Bei der Mitgliederversammlung am kommenden Dienstag (27.9.) soll die Auflösung des Vereins offiziell beschlossen werden. Zwei sogenannte Liquidatoren sollen bestimmt werden und sich im Anschluss um die Abwicklung kümmern. Damit endet in diesen Tagen still und leise ein Stück Dorstener Chorgeschichte.

Der MGV Hervest-Dorsten wurde 1948 von 13 Männern gegründet. Es handelte sich überwiegend um Bergleute der Schachtanlage Fürst Leopold-Baldur. Willi Glasner wurde erster Vorsitzender, Bergwerksdirektor Anton Kuboschok Schirmherr - und der „Westfalenhof“ zum Vereinslokal.

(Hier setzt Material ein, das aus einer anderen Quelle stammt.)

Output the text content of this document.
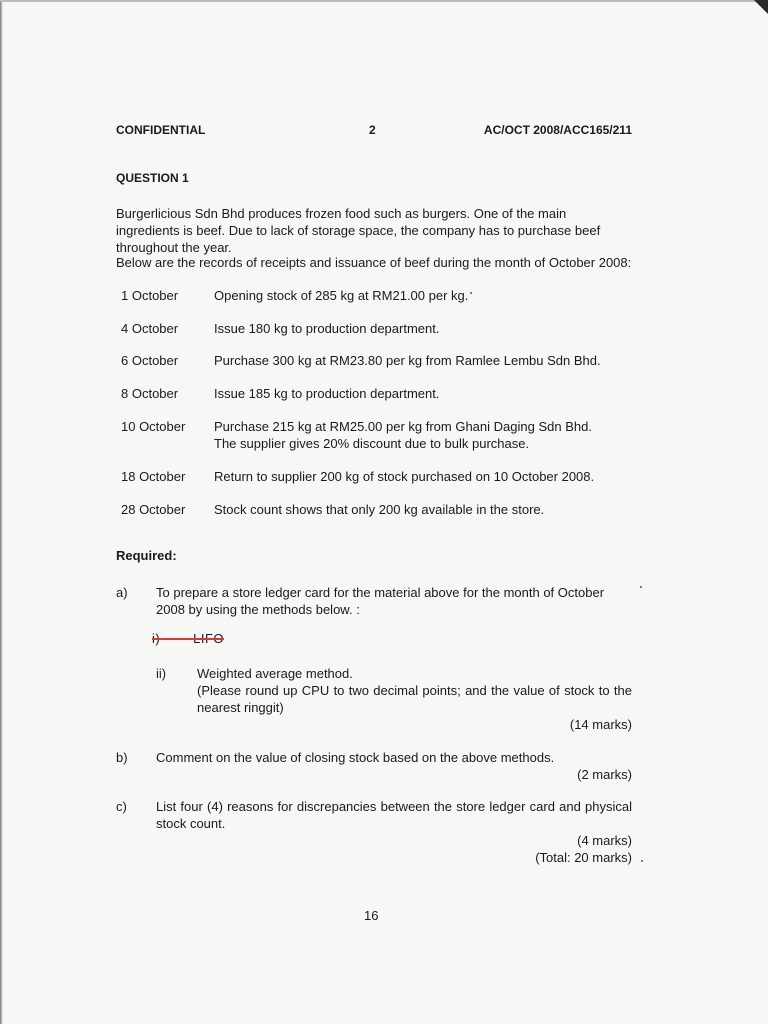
CONFIDENTIAL	2	AC/OCT 2008/ACC165/211
QUESTION 1
Burgerlicious Sdn Bhd produces frozen food such as burgers. One of the main ingredients is beef. Due to lack of storage space, the company has to purchase beef throughout the year.
Below are the records of receipts and issuance of beef during the month of October 2008:
1 October	Opening stock of 285 kg at RM21.00 per kg.
4 October	Issue 180 kg to production department.
6 October	Purchase 300 kg at RM23.80 per kg from Ramlee Lembu Sdn Bhd.
8 October	Issue 185 kg to production department.
10 October Purchase 215 kg at RM25.00 per kg from Ghani Daging Sdn Bhd.
The supplier gives 20% discount due to bulk purchase.
18 October Return to supplier 200 kg of stock purchased on 10 October 2008.
28 October Stock count shows that only 200 kg available in the store.
Required:
a) To prepare a store ledger card for the material above for the month of October 2008 by using the methods below. :
i)	LIFO
ii) Weighted average method.
(Please round up CPU to two decimal points; and the value of stock to the nearest ringgit)
(14 marks)
b) Comment on the value of closing stock based on the above methods.
(2 marks)
c) List four (4) reasons for discrepancies between the store ledger card and physical stock count.
(4 marks)
(Total: 20 marks)
16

Kaum zwei Jahre später sangen schon mehr als 50 Männer mit. Über die Jahre entwickelte sich der Chor zu einer kulturellen Institution in Dorsten, bekannt vor allem für seine vorweihnachtlichen Konzerte.

MGV 1948 Hervest-Dorsten mit Horst Kather, Wilhelm Hardt, Johannes Sonnhalter, Wilhelm Schroer, Klaus Florin, Joachim Klinckmann, Hans Joachim Schwankl und Chorleiter Michael Hartel.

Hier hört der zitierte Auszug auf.